On Mon, 26 Sep 2022 13:21:14 GMT, Kim Barrett <kbarrett at openjdk.org> wrote:

>> src/hotspot/share/gc/g1/g1Analytics.cpp line 251:
>> 
>>> 249: double G1Analytics::predict_dirtied_cards_in_thread_buffers() const {
>>> 250:   return predict_zero_bounded(_dirtied_cards_in_thread_buffers_seq);
>>> 251: }
>> 
>> I believe this sequence captures #dirty cards in thread buffers at GC pause start. However, I don't think it follows a normal distribution because of the buffer-size clamping. In comparison, the dirty-cards-generation-rate (`predict_dirtied_cards_rate_ms`) more likely follows a normal distribution.
>
> The number of dirty cards in thread buffers at the start of GC pause is
> exactly what this is supposed to capture. We discount the number of cards that
> can be processed in the budgeted time by this prediction to get the target
> number of cards in the queue. It's not a very accurate prediction, but it's
> still worth doing. For some applications and configurations I've tested (with
> low G1RSetUpdatingPauseTimePercent) it might be 5-10% of the target. A model
> based on the number of threads tends to do very poorly for some applications.
> 
> This is entirely different from predict_dirtied_cards_rate_ms, which is a
> different value and has different uses.

My reasoning is that #cards in the bounded thread-buffers doesn't necessarily follow a normal distribution, so one can't predict the future valuse using avg + std. Taking an extreme example of a single thread-buffer, if the population avg is ~buffer_capacity, #cards in the thread-buffer can exhibit large jumps btw 0 and ~buffer_capacity due to the implicit modulo operation.

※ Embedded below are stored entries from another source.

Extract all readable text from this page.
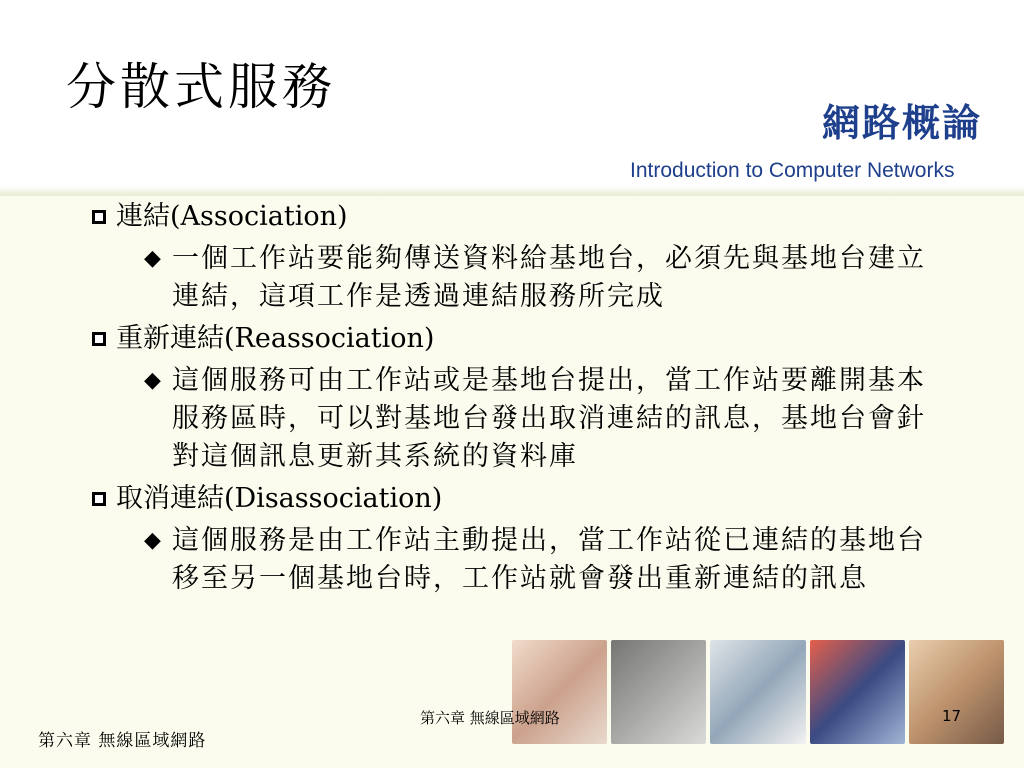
分散式服務
網路概論
Introduction to Computer Networks
連結(Association)
◆ 一個工作站要能夠傳送資料給基地台，必須先與基地台建立連結，這項工作是透過連結服務所完成
重新連結(Reassociation)
◆ 這個服務可由工作站或是基地台提出，當工作站要離開基本服務區時，可以對基地台發出取消連結的訊息，基地台會針對這個訊息更新其系統的資料庫
取消連結(Disassociation)
◆ 這個服務是由工作站主動提出，當工作站從已連結的基地台移至另一個基地台時，工作站就會發出重新連結的訊息
第六章 無線區域網路
第六章 無線區域網路	17
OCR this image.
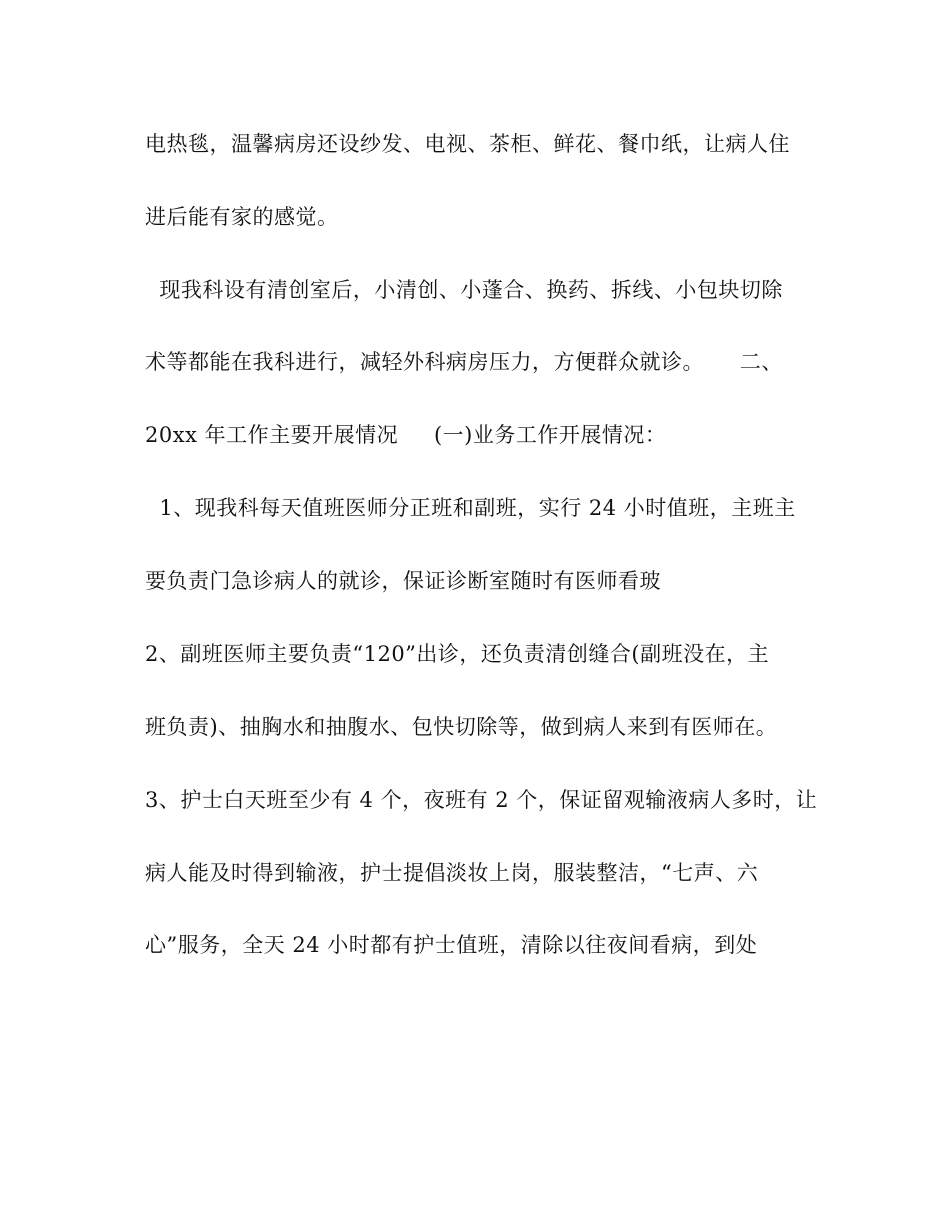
电热毯，温馨病房还设纱发、电视、茶柜、鲜花、餐巾纸，让病人住
进后能有家的感觉。
现我科设有清创室后，小清创、小蓬合、换药、拆线、小包块切除
术等都能在我科进行，减轻外科病房压力，方便群众就诊。     二、
20xx 年工作主要开展情况     (一)业务工作开展情况：
1、现我科每天值班医师分正班和副班，实行 24 小时值班，主班主
要负责门急诊病人的就诊，保证诊断室随时有医师看玻
2、副班医师主要负责“120”出诊，还负责清创缝合(副班没在，主
班负责)、抽胸水和抽腹水、包快切除等，做到病人来到有医师在。
3、护士白天班至少有 4 个，夜班有 2 个，保证留观输液病人多时，让
病人能及时得到输液，护士提倡淡妆上岗，服装整洁，“七声、六
心”服务，全天 24 小时都有护士值班，清除以往夜间看病，到处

> It's not a very accurate prediction, but it's
still worth doing.

Which benchmark shows its effect? I hard-coded `size_t predicted_thread_buffer_cards = 0;` in `G1Policy::record_young_collection_end` but can't see much difference. Normally, #cards in global dirty queue should be >> #cards in thread-local buffers.

> A zero value for the prediction indicates that we don't have a valid
prediction

Why not? It's still possible that the alloc-rate is zero after start-up; I mean alloc-rate is up to applications.

On a related note, there's special treatment for too-close upcoming GC pause later on, `if (_predicted_time_until_next_gc_ms > _update_period_ms) {`. Shouldn't there be sth similar for too-far upcoming GC pause? IOW, `incoming_rate * _predicted_time_until_next_gc_ms;` would be unreliable for farther prediction, right?

-------------

PR: https://git.openjdk.org/jdk/pull/10256